Similarities with other notorious Jihadi gunmen are striking in more than just one way, yet authorities are still reluctant to admit Khazzani is an Islamic terrorist. Investigators and counter-terrorism experts however have much less doubt about the kind of individual they are dealing with. All too often already, they have come across the type of personality and curriculum such as Ayoub Al-Khazzani's.
From Morocco to Spain
Born in Morocco in 1989, Khazzani grew up in the North of the country, in the city of Tetuan. Interestingly, this city has a long history as a hotbed of Jihadi terrorism. In January 2007 for example, the most important Moroccan network sending fighters into Iraq was dismantled in Tetuan. At the time, 32 locals were arrested and later sentenced to long prison terms.
Additionally, the five Moroccan nationals who had perpetrated the terrible Madrid train attacks of 2004 were all from Tetuan. Three weeks after the bombings, they were rounded up by Spanish police and blew themselves up rather than surrender. A sizable fraction of Moroccan suicide bombers who went to Iraq in the mid-2000s were also from Tetuan.
And finally, it has to be mentioned that no later than two months ago, a public demonstration of the city's Salafi preachers and their followers took place officially - quite an event in its own right in the Sherifian Realm - calling for implementation of Sharia law in the country.

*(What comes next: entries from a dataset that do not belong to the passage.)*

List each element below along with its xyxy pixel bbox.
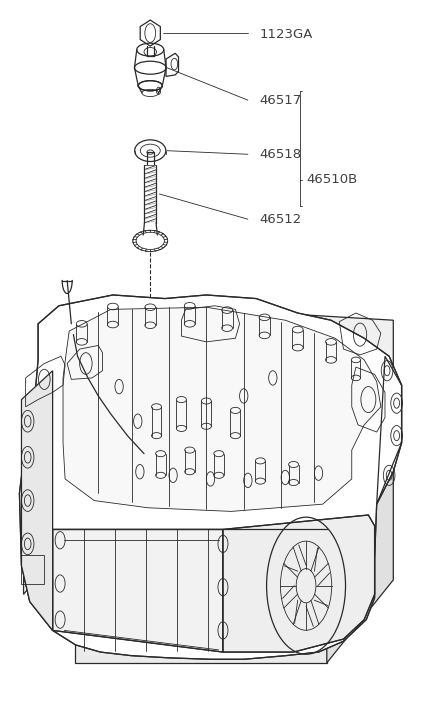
Polygon shape — [53, 529, 223, 652]
Text: 46517: 46517 — [259, 94, 302, 107]
Polygon shape — [19, 295, 402, 659]
Polygon shape — [21, 371, 53, 630]
Polygon shape — [75, 529, 327, 663]
Polygon shape — [75, 306, 393, 529]
Polygon shape — [24, 349, 75, 595]
Polygon shape — [63, 308, 381, 511]
Polygon shape — [327, 450, 393, 663]
Text: 46510B: 46510B — [306, 173, 357, 186]
Text: 1123GA: 1123GA — [259, 28, 313, 41]
Text: 46512: 46512 — [259, 213, 302, 225]
Text: 46518: 46518 — [259, 148, 302, 161]
Polygon shape — [223, 515, 375, 652]
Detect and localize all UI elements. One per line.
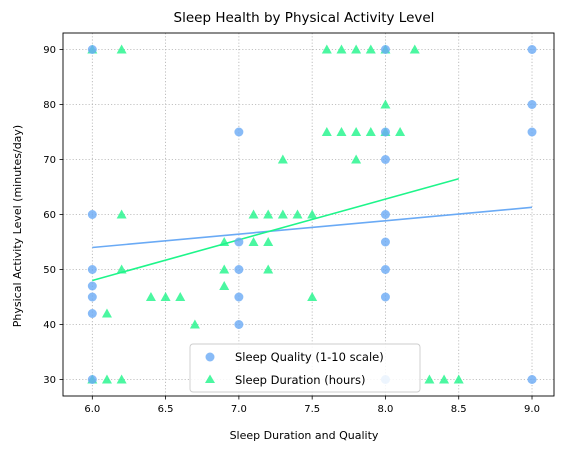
y-tick-label: 40	[43, 320, 56, 331]
legend-label-sleep-quality: Sleep Quality (1-10 scale)	[235, 350, 384, 364]
sleep-quality-point	[234, 320, 243, 329]
sleep-quality-point	[88, 265, 97, 274]
sleep-quality-point	[381, 155, 390, 164]
x-tick-label: 8.5	[451, 404, 467, 415]
sleep-quality-point	[234, 128, 243, 137]
y-tick-label: 90	[43, 45, 56, 56]
sleep-quality-point	[528, 45, 537, 54]
y-tick-label: 70	[43, 155, 56, 166]
chart-title: Sleep Health by Physical Activity Level	[174, 10, 435, 26]
y-tick-label: 30	[43, 375, 56, 386]
sleep-quality-point	[381, 210, 390, 219]
y-tick-label: 60	[43, 210, 56, 221]
legend-marker-sleep-quality	[206, 353, 215, 362]
sleep-quality-point	[528, 375, 537, 384]
sleep-quality-point	[88, 210, 97, 219]
sleep-quality-point	[381, 45, 390, 54]
sleep-quality-point	[381, 128, 390, 137]
sleep-quality-point	[88, 293, 97, 302]
sleep-quality-point	[88, 309, 97, 318]
sleep-quality-point	[88, 282, 97, 291]
sleep-quality-point	[88, 375, 97, 384]
legend: Sleep Quality (1-10 scale) Sleep Duratio…	[190, 344, 420, 392]
x-tick-label: 7.0	[231, 404, 247, 415]
x-tick-label: 6.0	[84, 404, 100, 415]
x-tick-label: 9.0	[524, 404, 540, 415]
x-tick-label: 8.0	[377, 404, 393, 415]
sleep-quality-point	[234, 238, 243, 247]
x-axis-label: Sleep Duration and Quality	[230, 429, 379, 442]
sleep-quality-point	[234, 293, 243, 302]
legend-label-sleep-duration: Sleep Duration (hours)	[235, 373, 366, 387]
sleep-quality-point	[234, 265, 243, 274]
sleep-quality-point	[528, 128, 537, 137]
sleep-quality-point	[88, 45, 97, 54]
sleep-quality-point	[381, 293, 390, 302]
x-tick-label: 6.5	[158, 404, 174, 415]
y-axis-label: Physical Activity Level (minutes/day)	[11, 125, 24, 327]
y-tick-label: 50	[43, 265, 56, 276]
sleep-quality-point	[381, 238, 390, 247]
y-tick-label: 80	[43, 100, 56, 111]
x-tick-label: 7.5	[304, 404, 320, 415]
sleep-quality-point	[528, 100, 537, 109]
sleep-quality-point	[381, 265, 390, 274]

Ayoub was 18 when his family left Tetuan for Spain, in 2007. They first lived in Madrid for three years, before moving south to Algesiras. Oddly enough, it seems the Khazzani family had a particular talent for picking up places known for their Islamic radicalism. Just as the slums of "Jamaë Mezouak" in Tetuan were and still are a stronghold of Salafism, so was the neigbhorhood of "El Saladillo" in Algesiras, home to the Khazzani family since 2010.